Xilitla

You have to wander in a path with mountains and small road to get there. You will see cactus, sand and green -yes, a lot of green- while you go up and down so you can arrive to the final destination… Xilitla.

One day -long time ago- my sister read in a magazine a list of all the places you have to go in Mexico, Xilitla was one of them. What grab my attention was -of course- those deranged paintings captured in cement in a place inside San Luis Potosí. A rich english man named Edward James gave Mexico a surreal village inward the jungle. This man was a painter that love surrealist art and when he arrived to the mexican jungle, he fell in love and decided to paint there, but he didn’t use a brush. So, without further research, Xilitla became for a couple of years the place I SHOULD visit. And when I did, I loved it. We went in two cars, ten persons (too many for me, but at the end a good group) and a tent, very big, big enough to cover ten fools eager to travel.
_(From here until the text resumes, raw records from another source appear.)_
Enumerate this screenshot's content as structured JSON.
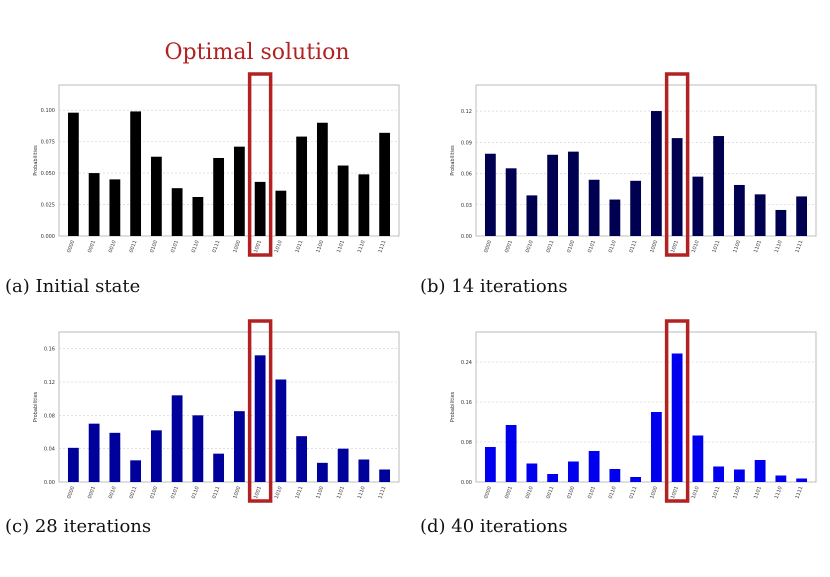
{
  "figure": {
    "heading": "Optimal solution",
    "heading_color": "#b22222",
    "highlight_color": "#b22222",
    "highlight_category": "1001"
  },
  "chart_data": [
    {
      "type": "bar",
      "caption": "(a) Initial state",
      "ylabel": "Probabilities",
      "color": "#000000",
      "categories": [
        "0000",
        "0001",
        "0010",
        "0011",
        "0100",
        "0101",
        "0110",
        "0111",
        "1000",
        "1001",
        "1010",
        "1011",
        "1100",
        "1101",
        "1110",
        "1111"
      ],
      "values": [
        0.098,
        0.05,
        0.045,
        0.099,
        0.063,
        0.038,
        0.031,
        0.062,
        0.071,
        0.043,
        0.036,
        0.079,
        0.09,
        0.056,
        0.049,
        0.082
      ],
      "yticks": [
        0.0,
        0.025,
        0.05,
        0.075,
        0.1
      ],
      "ytick_labels": [
        "0.000",
        "0.025",
        "0.050",
        "0.075",
        "0.100"
      ],
      "ylim": [
        0,
        0.12
      ]
    },
    {
      "type": "bar",
      "caption": "(b) 14 iterations",
      "ylabel": "Probabilities",
      "color": "#000050",
      "categories": [
        "0000",
        "0001",
        "0010",
        "0011",
        "0100",
        "0101",
        "0110",
        "0111",
        "1000",
        "1001",
        "1010",
        "1011",
        "1100",
        "1101",
        "1110",
        "1111"
      ],
      "values": [
        0.079,
        0.065,
        0.039,
        0.078,
        0.081,
        0.054,
        0.035,
        0.053,
        0.12,
        0.094,
        0.057,
        0.096,
        0.049,
        0.04,
        0.025,
        0.038
      ],
      "yticks": [
        0.0,
        0.03,
        0.06,
        0.09,
        0.12
      ],
      "ytick_labels": [
        "0.00",
        "0.03",
        "0.06",
        "0.09",
        "0.12"
      ],
      "ylim": [
        0,
        0.145
      ]
    },
    {
      "type": "bar",
      "caption": "(c) 28 iterations",
      "ylabel": "Probabilities",
      "color": "#00009a",
      "categories": [
        "0000",
        "0001",
        "0010",
        "0011",
        "0100",
        "0101",
        "0110",
        "0111",
        "1000",
        "1001",
        "1010",
        "1011",
        "1100",
        "1101",
        "1110",
        "1111"
      ],
      "values": [
        0.041,
        0.07,
        0.059,
        0.026,
        0.062,
        0.104,
        0.08,
        0.034,
        0.085,
        0.152,
        0.123,
        0.055,
        0.023,
        0.04,
        0.027,
        0.015
      ],
      "yticks": [
        0.0,
        0.04,
        0.08,
        0.12,
        0.16
      ],
      "ytick_labels": [
        "0.00",
        "0.04",
        "0.08",
        "0.12",
        "0.16"
      ],
      "ylim": [
        0,
        0.18
      ]
    },
    {
      "type": "bar",
      "caption": "(d) 40 iterations",
      "ylabel": "Probabilities",
      "color": "#0000ee",
      "categories": [
        "0000",
        "0001",
        "0010",
        "0011",
        "0100",
        "0101",
        "0110",
        "0111",
        "1000",
        "1001",
        "1010",
        "1011",
        "1100",
        "1101",
        "1110",
        "1111"
      ],
      "values": [
        0.07,
        0.114,
        0.037,
        0.016,
        0.041,
        0.062,
        0.026,
        0.01,
        0.14,
        0.257,
        0.093,
        0.031,
        0.025,
        0.044,
        0.013,
        0.007
      ],
      "yticks": [
        0.0,
        0.08,
        0.16,
        0.24
      ],
      "ytick_labels": [
        "0.00",
        "0.08",
        "0.16",
        "0.24"
      ],
      "ylim": [
        0,
        0.3
      ]
    }
  ]
}
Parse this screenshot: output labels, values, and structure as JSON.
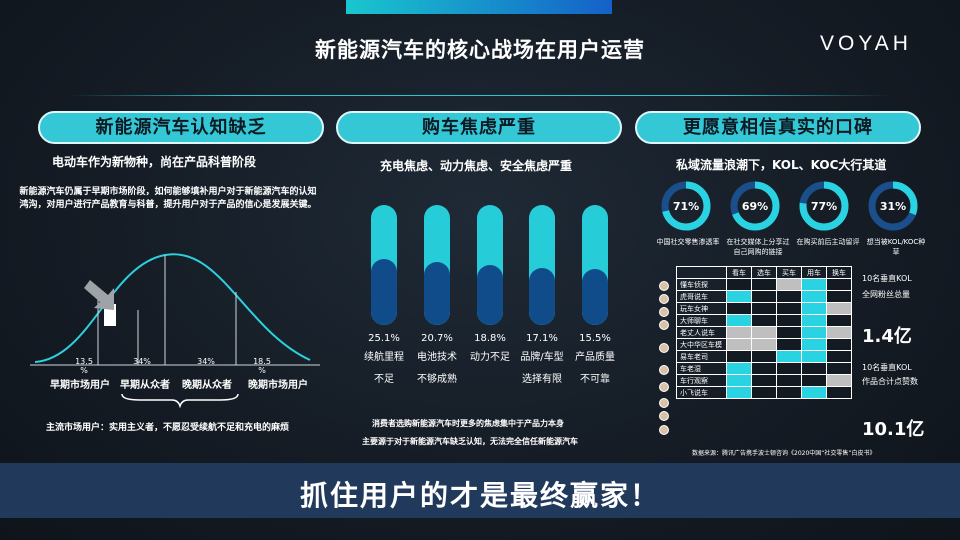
{
  "header": {
    "title": "新能源汽车的核心战场在用户运营",
    "logo": "VOYAH"
  },
  "col1": {
    "pill": "新能源汽车认知缺乏",
    "subhead": "电动车作为新物种，尚在产品科普阶段",
    "paragraph": "新能源汽车仍属于早期市场阶段，如何能够填补用户对于新能源汽车的认知鸿沟，对用户进行产品教育与科普，提升用户对于产品的信心是发展关键。",
    "percents": [
      "13.5 %",
      "34%",
      "34%",
      "18.5 %"
    ],
    "segments": [
      "早期市场用户",
      "早期从众者",
      "晚期从众者",
      "晚期市场用户"
    ],
    "footnote": "主流市场用户：实用主义者，不愿忍受续航不足和充电的麻烦"
  },
  "col2": {
    "pill": "购车焦虑严重",
    "subhead": "充电焦虑、动力焦虑、安全焦虑严重",
    "capsules": [
      {
        "value": "25.1%",
        "fill": 0.55,
        "line1": "续航里程",
        "line2": "不足"
      },
      {
        "value": "20.7%",
        "fill": 0.53,
        "line1": "电池技术",
        "line2": "不够成熟"
      },
      {
        "value": "18.8%",
        "fill": 0.5,
        "line1": "动力不足",
        "line2": ""
      },
      {
        "value": "17.1%",
        "fill": 0.48,
        "line1": "品牌/车型",
        "line2": "选择有限"
      },
      {
        "value": "15.5%",
        "fill": 0.47,
        "line1": "产品质量",
        "line2": "不可靠"
      }
    ],
    "note1": "消费者选购新能源汽车时更多的焦虑集中于产品力本身",
    "note2": "主要源于对于新能源汽车缺乏认知，无法完全信任新能源汽车"
  },
  "col3": {
    "pill": "更愿意相信真实的口碑",
    "subhead": "私域流量浪潮下，KOL、KOC大行其道",
    "donuts": [
      {
        "value": "71%",
        "fraction": 0.71,
        "label": "中国社交零售渗透率"
      },
      {
        "value": "69%",
        "fraction": 0.69,
        "label": "在社交媒体上分享过自己网购的链接"
      },
      {
        "value": "77%",
        "fraction": 0.77,
        "label": "在购买前后主动留评"
      },
      {
        "value": "31%",
        "fraction": 0.31,
        "label": "想当被KOL/KOC种草"
      }
    ],
    "matrix_headers": [
      "看车",
      "选车",
      "买车",
      "用车",
      "换车"
    ],
    "matrix_rows": [
      {
        "name": "懂车侦探",
        "cells": [
          "d",
          "d",
          "g",
          "c",
          "d"
        ]
      },
      {
        "name": "虎哥说车",
        "cells": [
          "c",
          "d",
          "d",
          "c",
          "d"
        ]
      },
      {
        "name": "玩车女神",
        "cells": [
          "d",
          "d",
          "d",
          "c",
          "g"
        ]
      },
      {
        "name": "大师聊车",
        "cells": [
          "c",
          "d",
          "d",
          "c",
          "d"
        ]
      },
      {
        "name": "老丈人说车",
        "cells": [
          "g",
          "g",
          "d",
          "c",
          "g"
        ]
      },
      {
        "name": "大中华区车模",
        "cells": [
          "g",
          "g",
          "d",
          "c",
          "d"
        ]
      },
      {
        "name": "易车老司",
        "cells": [
          "d",
          "d",
          "c",
          "c",
          "d"
        ]
      },
      {
        "name": "车老湿",
        "cells": [
          "c",
          "d",
          "d",
          "d",
          "d"
        ]
      },
      {
        "name": "车行观察",
        "cells": [
          "c",
          "d",
          "d",
          "d",
          "g"
        ]
      },
      {
        "name": "小飞说车",
        "cells": [
          "c",
          "d",
          "d",
          "c",
          "d"
        ]
      }
    ],
    "kol1_line1": "10名垂直KOL",
    "kol1_line2": "全网粉丝总量",
    "kol1_value": "1.4亿",
    "kol2_line1": "10名垂直KOL",
    "kol2_line2": "作品合计点赞数",
    "kol2_value": "10.1亿",
    "source": "数据来源：腾讯广告携手波士顿咨询《2020中国“社交零售”白皮书》"
  },
  "footer": {
    "slogan": "抓住用户的才是最终赢家！"
  },
  "colors": {
    "accent": "#34c8d6",
    "dark_fill": "#114c8a",
    "band": "#213a5c"
  }
}
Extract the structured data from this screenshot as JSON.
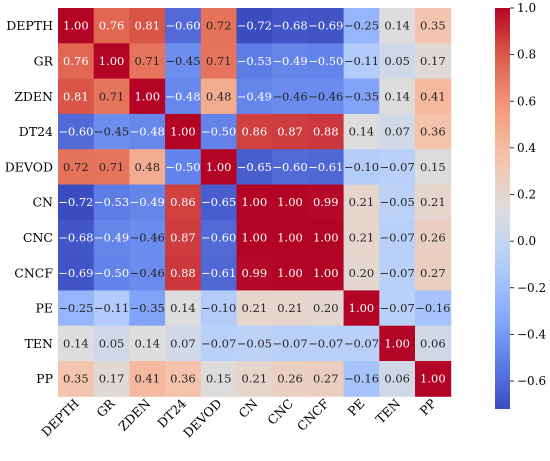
{
  "chart_data": {
    "type": "heatmap",
    "title": "",
    "xlabel": "",
    "ylabel": "",
    "labels": [
      "DEPTH",
      "GR",
      "ZDEN",
      "DT24",
      "DEVOD",
      "CN",
      "CNC",
      "CNCF",
      "PE",
      "TEN",
      "PP"
    ],
    "matrix": [
      [
        1.0,
        0.76,
        0.81,
        -0.6,
        0.72,
        -0.72,
        -0.68,
        -0.69,
        -0.25,
        0.14,
        0.35
      ],
      [
        0.76,
        1.0,
        0.71,
        -0.45,
        0.71,
        -0.53,
        -0.49,
        -0.5,
        -0.11,
        0.05,
        0.17
      ],
      [
        0.81,
        0.71,
        1.0,
        -0.48,
        0.48,
        -0.49,
        -0.46,
        -0.46,
        -0.35,
        0.14,
        0.41
      ],
      [
        -0.6,
        -0.45,
        -0.48,
        1.0,
        -0.5,
        0.86,
        0.87,
        0.88,
        0.14,
        0.07,
        0.36
      ],
      [
        0.72,
        0.71,
        0.48,
        -0.5,
        1.0,
        -0.65,
        -0.6,
        -0.61,
        -0.1,
        -0.07,
        0.15
      ],
      [
        -0.72,
        -0.53,
        -0.49,
        0.86,
        -0.65,
        1.0,
        1.0,
        0.99,
        0.21,
        -0.05,
        0.21
      ],
      [
        -0.68,
        -0.49,
        -0.46,
        0.87,
        -0.6,
        1.0,
        1.0,
        1.0,
        0.21,
        -0.07,
        0.26
      ],
      [
        -0.69,
        -0.5,
        -0.46,
        0.88,
        -0.61,
        0.99,
        1.0,
        1.0,
        0.2,
        -0.07,
        0.27
      ],
      [
        -0.25,
        -0.11,
        -0.35,
        0.14,
        -0.1,
        0.21,
        0.21,
        0.2,
        1.0,
        -0.07,
        -0.16
      ],
      [
        0.14,
        0.05,
        0.14,
        0.07,
        -0.07,
        -0.05,
        -0.07,
        -0.07,
        -0.07,
        1.0,
        0.06
      ],
      [
        0.35,
        0.17,
        0.41,
        0.36,
        0.15,
        0.21,
        0.26,
        0.27,
        -0.16,
        0.06,
        1.0
      ]
    ],
    "value_format": "2 decimals",
    "colormap": "coolwarm",
    "color_range": [
      -0.72,
      1.0
    ],
    "colorbar_ticks": [
      "1.0",
      "0.8",
      "0.6",
      "0.4",
      "0.2",
      "0.0",
      "−0.2",
      "−0.4",
      "−0.6"
    ],
    "colorbar_tick_values": [
      1.0,
      0.8,
      0.6,
      0.4,
      0.2,
      0.0,
      -0.2,
      -0.4,
      -0.6
    ],
    "legend": "colorbar-right",
    "grid": false
  }
}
We didn’t plan it too much, we just went there and arrived to a starry sky, a paved road, the sound of the water at our backs and the soft grass to put our heads and rest. When I entered to the surreal village, I couldn’t stare just to one specific point, I had to see it all, and there are tons of things to see. From nature to that ode to drugs of town that they built. Enter to Xilitla is like enter for a moment to a bizarre dream, to a movie, to a Dalí’s painting. It is to climb a stairway to the sky and never go down.

Xilitla
Xilitla

We decided to know more and we went to the Tamul waterfalls, with the intention of waking up early and see the Cave of Swallows. The road was all dirt, the cars ended all cover in dust but we made it there. At the river flow you saw many guys in canoes. We “rented” one (I don’t remember the name of the guy but let’s called him José, he was funny even though he kind of called me fat). 

Canoe
Canoe

José was at the back of the canoe and we all took turns to help him and row. Other persons that were strangers passed us in other canoes and we made a water war, it was a cool haul, with laughs. We arrived to the waterfall, you cannot go to close but it is damn worth to see if you made it all the way to there. The waterfall is grand, 105 meters tall and it has rocks everywhere and it is green, green, green. I sat on a rock and stayed some minutes watching it from the distance. I heard how the water was going down and suddenly José told us to go back. Now, the best part of that “pirate” trip: while we were rowing back we saw how other people were jumping off the canoe and start swimming. Everybody in my canoe did that, except me and two more people so we help José. And I am glad I didn’t jump! Because we arrived faster. Where? I don’t even know what it was (It looked like a cenote), it was a cave with sky blue/turquoise water on it. Beautiful. Nobody was swimming there when I arrived. It was alone. Waiting for me. And I jumped. It was about one minute the time I could enjoy it by myself. Just me swimming inside a cave in the middle of nothing. And I felt peace.